Why This Matters for Clinical Practice
For therapists working with clients who present with trauma, pain, and addiction, these findings offer practical guidance:
- Target trauma directly. PTSD symptoms are not just co-occurring; they actively fuel opioid misuse. Addressing trauma can reduce cravings and relapse risk.
- Teach mindfulness-based reappraisal. MORE provides structured practices that therapists can integrate into sessions, helping clients shift their relationship to pain, trauma memories, and cravings.
- Work across conditions simultaneously. Instead of treating PTSD, chronic pain, and addiction in silos, MORE equips therapists with skills that cut across these domains, offering a unified therapeutic approach.
- Focus on empowerment. Patients often feel trapped by trauma and pain. Teaching them to reappraise and savor positive experiences restores a sense of agency and hope.
A New Path Forward
This study demonstrates that MORE is not only effective for reducing opioid misuse, but it is also a powerful intervention for trauma. In fact, previous research has shown that MORE reduces PTSD symptoms among people with substance use disorder to a much greater extent than typical trauma-focused CBT. By teaching patients to regulate negative emotions through reappraisal, MORE helps untangle the knot of PTSD, chronic pain, and addiction.
For therapists, this means having a therapy that is:
- Evidence-based, tested in NIH-funded trials
- Practical, with skills that can be taught and reinforced in session
- Holistic, addressing trauma, pain, and addiction together rather than separately
My mission is to train clinicians in these skills so they can bring hope and healing to patients facing some of the most difficult challenges. If you’re a therapist or a client seeking tools to help with trauma, pain, and addiction, MORE offers a way to restore regulation, reduce cravings, and rebuild lives.
References
Parisi, A., Hudak, J., Froeliger, B., & Garland, E. L. (2023). Mindfulness-Oriented Recovery Enhancement reduces post-traumatic stress via reappraisal among patients with chronic pain and co-occurring opioid misuse. Nature Mental Health, 1(7), 489-500.

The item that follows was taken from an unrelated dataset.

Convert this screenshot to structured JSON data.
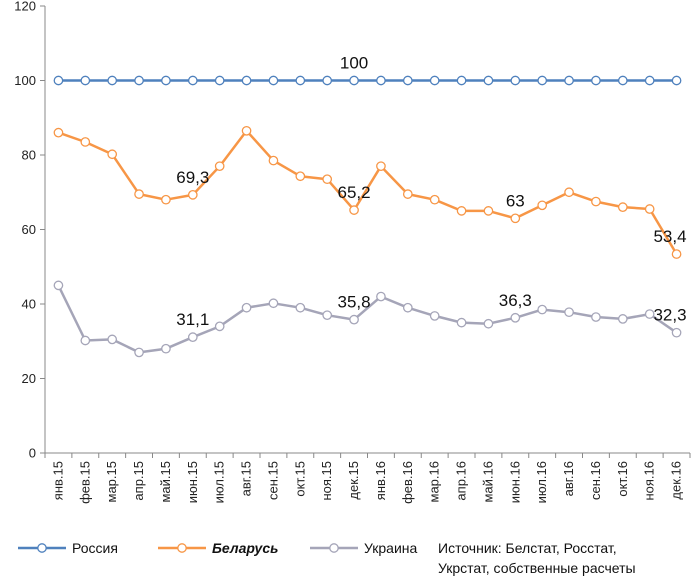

Garland, E. L., Hanley, A. W., Nakamura, Y., Barrett, J. W., Baker, A. K., Reese, S. E., ... & Donaldson, G. W. (2022). Mindfulness-oriented recovery enhancement vs supportive group therapy for co-occurring opioid misuse and chronic pain in primary care: a randomized clinical trial. JAMA internal medicine, 182(4), 407-417.
Garland, E. L., Roberts-Lewis, A., Tronnier, C. D., Graves, R., & Kelley, K. (2016). Mindfulness-Oriented Recovery Enhancement versus CBT for co-occurring substance dependence, traumatic stress, and psychiatric disorders: Proximal outcomes from a pragmatic randomized trial. Behaviour research and therapy, 77, 7-16.